The things I wish I would’ve done before it was to late. I miss you.

If I had known that cancer was going to take my grandmas life I would’ve hugged her a little longer. I would’ve visited her more often. I wouldn’t have stopped spending the night at her house Almost every weekend just because I became a teenager. I would’ve appreciated her back tickles a little more. I would cherish every single moment. I wish I could hear her say just one last time “ oh my short little grandchild” when she hugged me. I miss when I used to go to her house and she would always have that black licorice candy that’s coated in a hard candy shell (I can’t remember the name). That’s one thing we shared in common, we both really loved black licorice. I miss her sweet smile. She was always so supportive. I took for granted the time I had with her. I wish I wouldn’t have been so stupid. I didn’t want to think that I had only a few months left with her after we found out she had cancer. When I visited her to show her my bunny to make her smile she didn’t look that sick. When I spent the night at her house she didn’t look that sick.

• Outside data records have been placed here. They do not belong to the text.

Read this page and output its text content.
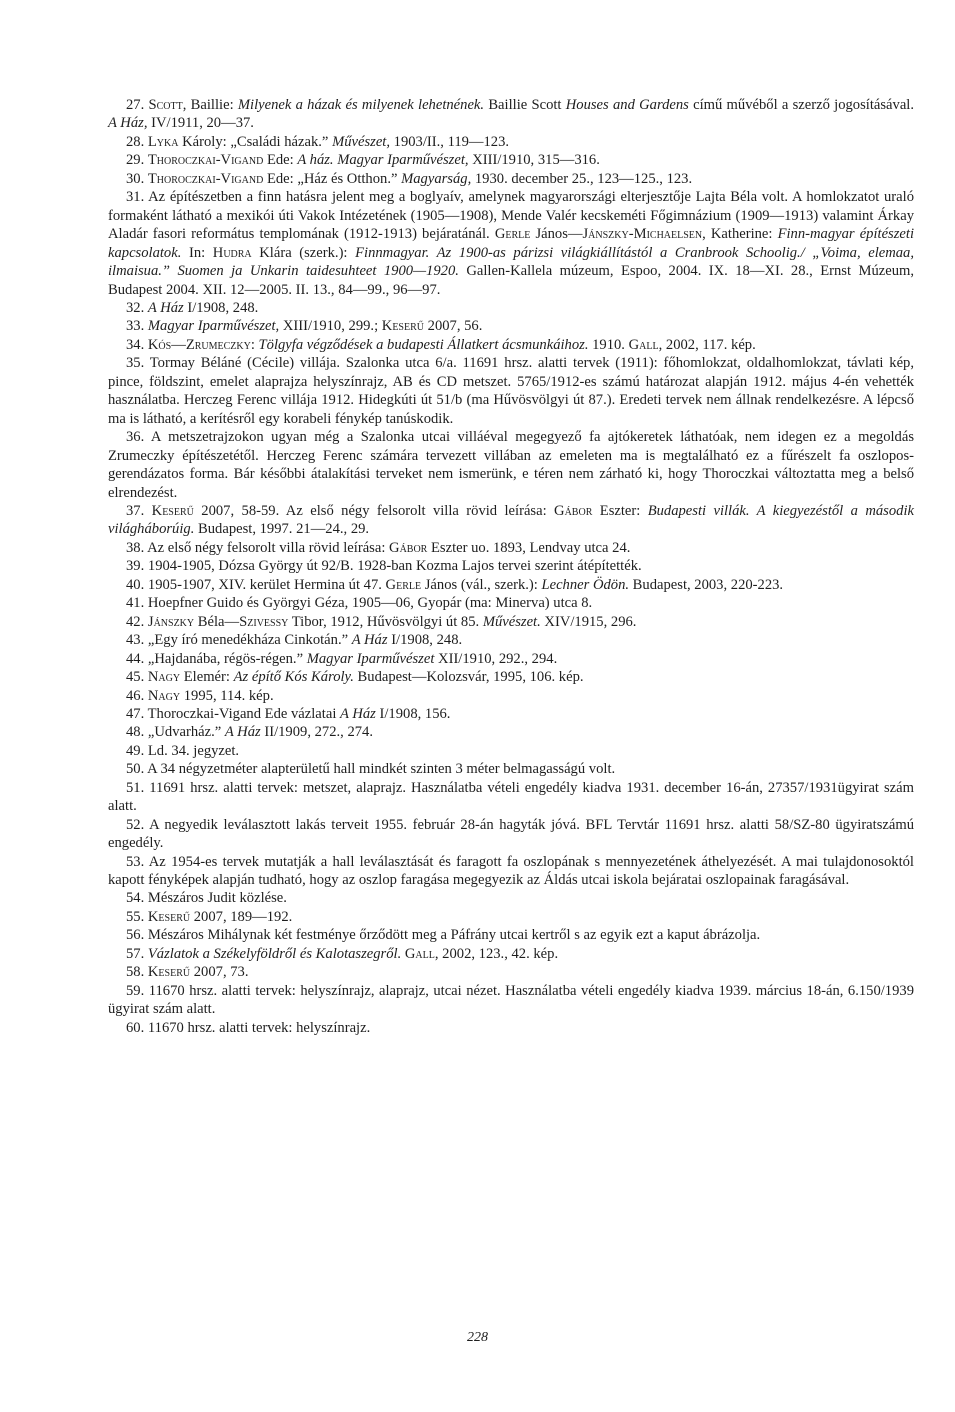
27. Scott, Baillie: Milyenek a házak és milyenek lehetnének. Baillie Scott Houses and Gardens című művéből a szerző jogosításával. A Ház, IV/1911, 20—37.

28. Lyka Károly: „Családi házak.” Művészet, 1903/II., 119—123.

29. Thoroczkai-Vigand Ede: A ház. Magyar Iparművészet, XIII/1910, 315—316.

30. Thoroczkai-Vigand Ede: „Ház és Otthon.” Magyarság, 1930. december 25., 123—125., 123.

31. Az építészetben a finn hatásra jelent meg a boglyaív, amelynek magyarországi elterjesztője Lajta Béla volt. A homlokzatot uraló formaként látható a mexikói úti Vakok Intézetének (1905—1908), Mende Valér kecskeméti Főgimnázium (1909—1913) valamint Árkay Aladár fasori református templomának (1912-1913) bejáratánál. Gerle János—Jánszky-Michaelsen, Katherine: Finn-magyar építészeti kapcsolatok. In: Hudra Klára (szerk.): Finnmagyar. Az 1900-as párizsi világkiállítástól a Cranbrook Schoolig./ „Voima, elemaa, ilmaisua.” Suomen ja Unkarin taidesuhteet 1900—1920. Gallen-Kallela múzeum, Espoo, 2004. IX. 18—XI. 28., Ernst Múzeum, Budapest 2004. XII. 12—2005. II. 13., 84—99., 96—97.

32. A Ház I/1908, 248.

33. Magyar Iparművészet, XIII/1910, 299.; Keserű 2007, 56.

34. Kós—Zrumeczky: Tölgyfa végződések a budapesti Állatkert ácsmunkáihoz. 1910. Gall, 2002, 117. kép.

35. Tormay Béláné (Cécile) villája. Szalonka utca 6/a. 11691 hrsz. alatti tervek (1911): főhomlokzat, oldalhomlokzat, távlati kép, pince, földszint, emelet alaprajza helyszínrajz, AB és CD metszet. 5765/1912-es számú határozat alapján 1912. május 4-én vehették használatba. Herczeg Ferenc villája 1912. Hidegkúti út 51/b (ma Hűvösvölgyi út 87.). Eredeti tervek nem állnak rendelkezésre. A lépcső ma is látható, a kerítésről egy korabeli fénykép tanúskodik.

36. A metszetrajzokon ugyan még a Szalonka utcai villáéval megegyező fa ajtókeretek láthatóak, nem idegen ez a megoldás Zrumeczky építészetétől. Herczeg Ferenc számára tervezett villában az emeleten ma is megtalálható ez a fűrészelt fa oszlopos-gerendázatos forma. Bár későbbi átalakítási terveket nem ismerünk, e téren nem zárható ki, hogy Thoroczkai változtatta meg a belső elrendezést.

37. Keserű 2007, 58-59. Az első négy felsorolt villa rövid leírása: Gábor Eszter: Budapesti villák. A kiegyezéstől a második világháborúig. Budapest, 1997. 21—24., 29.

38. Az első négy felsorolt villa rövid leírása: Gábor Eszter uo. 1893, Lendvay utca 24.

39. 1904-1905, Dózsa György út 92/B. 1928-ban Kozma Lajos tervei szerint átépítették.

40. 1905-1907, XIV. kerület Hermina út 47. Gerle János (vál., szerk.): Lechner Ödön. Budapest, 2003, 220-223.

41. Hoepfner Guido és Györgyi Géza, 1905—06, Gyopár (ma: Minerva) utca 8.

42. Jánszky Béla—Szivessy Tibor, 1912, Hűvösvölgyi út 85. Művészet. XIV/1915, 296.

43. „Egy író menedékháza Cinkotán.” A Ház I/1908, 248.

44. „Hajdanába, régös-régen.” Magyar Iparművészet XII/1910, 292., 294.

45. Nagy Elemér: Az építő Kós Károly. Budapest—Kolozsvár, 1995, 106. kép.

46. Nagy 1995, 114. kép.

47. Thoroczkai-Vigand Ede vázlatai A Ház I/1908, 156.

48. „Udvarház.” A Ház II/1909, 272., 274.

49. Ld. 34. jegyzet.

50. A 34 négyzetméter alapterületű hall mindkét szinten 3 méter belmagasságú volt.

51. 11691 hrsz. alatti tervek: metszet, alaprajz. Használatba vételi engedély kiadva 1931. december 16-án, 27357/1931ügyirat szám alatt.

52. A negyedik leválasztott lakás terveit 1955. február 28-án hagyták jóvá. BFL Tervtár 11691 hrsz. alatti 58/SZ-80 ügyiratszámú engedély.

53. Az 1954-es tervek mutatják a hall leválasztását és faragott fa oszlopának s mennyezetének áthelyezését. A mai tulajdonosoktól kapott fényképek alapján tudható, hogy az oszlop faragása megegyezik az Áldás utcai iskola bejáratai oszlopainak faragásával.

54. Mészáros Judit közlése.

55. Keserű 2007, 189—192.

56. Mészáros Mihálynak két festménye őrződött meg a Páfrány utcai kertről s az egyik ezt a kaput ábrázolja.

57. Vázlatok a Székelyföldről és Kalotaszegről. Gall, 2002, 123., 42. kép.

58. Keserű 2007, 73.

59. 11670 hrsz. alatti tervek: helyszínrajz, alaprajz, utcai nézet. Használatba vételi engedély kiadva 1939. március 18-án, 6.150/1939 ügyirat szám alatt.

60. 11670 hrsz. alatti tervek: helyszínrajz.

228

But the day when I was in school and I got the text from my dad that she was in the hospital and I needed to come immediately because “this might be the last time you get to see her”. Wow that was the fastest I’ve ever made it anywhere. I walked into a room full of crying people I didn’t know to see my grandma laying in the bed, barely looking alive. Next to her stood my mom who gave me a week smile. I tried to say hello but broke into tears. She was in the hospital for almost two weeks. I said my goodbyes to her alone in the room I told her how much I loved her and I got her to make a noise for me. I hope that was her telling me goodbye. We knew it was time for her to go. I just wish I could’ve held onto her a little longer. I’ve heard of the death rattle before. You don’t know how scary and heartbreaking it is till you hear your loved one making that grim noise. On January 12th at around 3 am I got a call from my dad. She had passed away. I’ve never felt such hurt in my heart. She was such a wonderful person. I’m not just saying that because she’s gone. The most loving grandma anyone could have. I wanted her to be there when I got married and when I have kids. She was only 63. It’s so hard. Visit your grandparents more. Don’t take them for granted. Love them. I miss you nana Julie. The best blessing in the world was you.